British Prime Minister David Cameron has ordered an investigation into the Muslim Brotherhood over concerns that the group is planning radical activities in Britain, his Downing Street office revealed Tuesday.
Number Ten confirmed a report in The Times newspaper that said he had asked intelligence agencies to gather information on the "philosophy and activities" of the Brotherhood and its potential threat to the UK.
The government acted following reports that Brotherhood leaders had met in London last year to decide their response to the Egypt crisis, triggered when one of its leading members, Mohamed Morsi, was unseated as president, according to The Times.
The group has since been blamed by Cairo for orchestrating a campaign of violence.

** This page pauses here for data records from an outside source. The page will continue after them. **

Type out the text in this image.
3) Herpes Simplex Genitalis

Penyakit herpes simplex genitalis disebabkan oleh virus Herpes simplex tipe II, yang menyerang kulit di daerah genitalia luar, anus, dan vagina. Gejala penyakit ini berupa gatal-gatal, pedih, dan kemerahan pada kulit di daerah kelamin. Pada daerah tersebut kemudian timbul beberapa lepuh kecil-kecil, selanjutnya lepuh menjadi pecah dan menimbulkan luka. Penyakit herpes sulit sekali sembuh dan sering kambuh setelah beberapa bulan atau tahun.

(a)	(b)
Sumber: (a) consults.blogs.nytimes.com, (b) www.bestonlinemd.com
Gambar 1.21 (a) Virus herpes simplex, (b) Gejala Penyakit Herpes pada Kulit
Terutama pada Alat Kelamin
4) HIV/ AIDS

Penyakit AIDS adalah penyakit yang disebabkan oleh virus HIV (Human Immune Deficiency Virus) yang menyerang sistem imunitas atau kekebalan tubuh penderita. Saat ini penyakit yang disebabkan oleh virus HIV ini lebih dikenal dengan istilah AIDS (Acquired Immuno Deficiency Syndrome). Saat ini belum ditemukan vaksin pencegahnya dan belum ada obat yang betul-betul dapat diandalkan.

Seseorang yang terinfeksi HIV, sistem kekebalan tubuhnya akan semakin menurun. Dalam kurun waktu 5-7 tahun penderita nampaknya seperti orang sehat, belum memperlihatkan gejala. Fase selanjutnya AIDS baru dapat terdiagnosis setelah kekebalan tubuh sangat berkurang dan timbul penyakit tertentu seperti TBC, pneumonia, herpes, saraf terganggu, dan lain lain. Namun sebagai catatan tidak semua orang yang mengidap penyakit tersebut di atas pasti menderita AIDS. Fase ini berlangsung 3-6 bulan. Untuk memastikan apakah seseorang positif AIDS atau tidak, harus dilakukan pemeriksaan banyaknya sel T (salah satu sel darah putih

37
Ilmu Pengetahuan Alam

A Downing Street spokeswoman said: "The prime minister has commissioned an internal government review into the philosophy and activities of the Muslim Brotherhood and the government's policy towards the organisation."
The review is being led by Britain's Ambassador to Saudi Arabia John Jenkins.
The Guardian newspaper reported the review would examine whether the group was connected to the killing of tourists in Egypt's Sinai in February.
Intelligence services MI5 and MI6 will investigate the group's activists inside and outside of Britain, The Times said.
It remains too early to judge whether Britain will follow in the footsteps of Egypt and Saudi Arabia who have both designated the Brotherhood a terrorist organisation. According to The Guardian, British officials say the move is "possible but unlikely."
The Guardian also quoted a Downing Street spokesperson as saying that "given the concerns about the group and its alleged links to violent extremism, it's absolutely right and prudent that we get a better handle of what the Brotherhood stands for, how they intend to achieve their aims and what that means for Britain."
Since Morsi's ouster from power, Egyptian security has conducted a crackdown on the Brotherhood and its supporters but has also faced a continuing spate of armed attacks by militant groups.
The Brotherhood has consistently denied any connections to the attacks, many of which were claimed by a group called Ansar Bayt Al-Maqdis, an Al-Qaeda affiliate.
In one of the trials against him, Morsi – a Brotherhood member – is accused of speaking with Al-Qaeda leader Ayman El-Zawahiri during his term as president.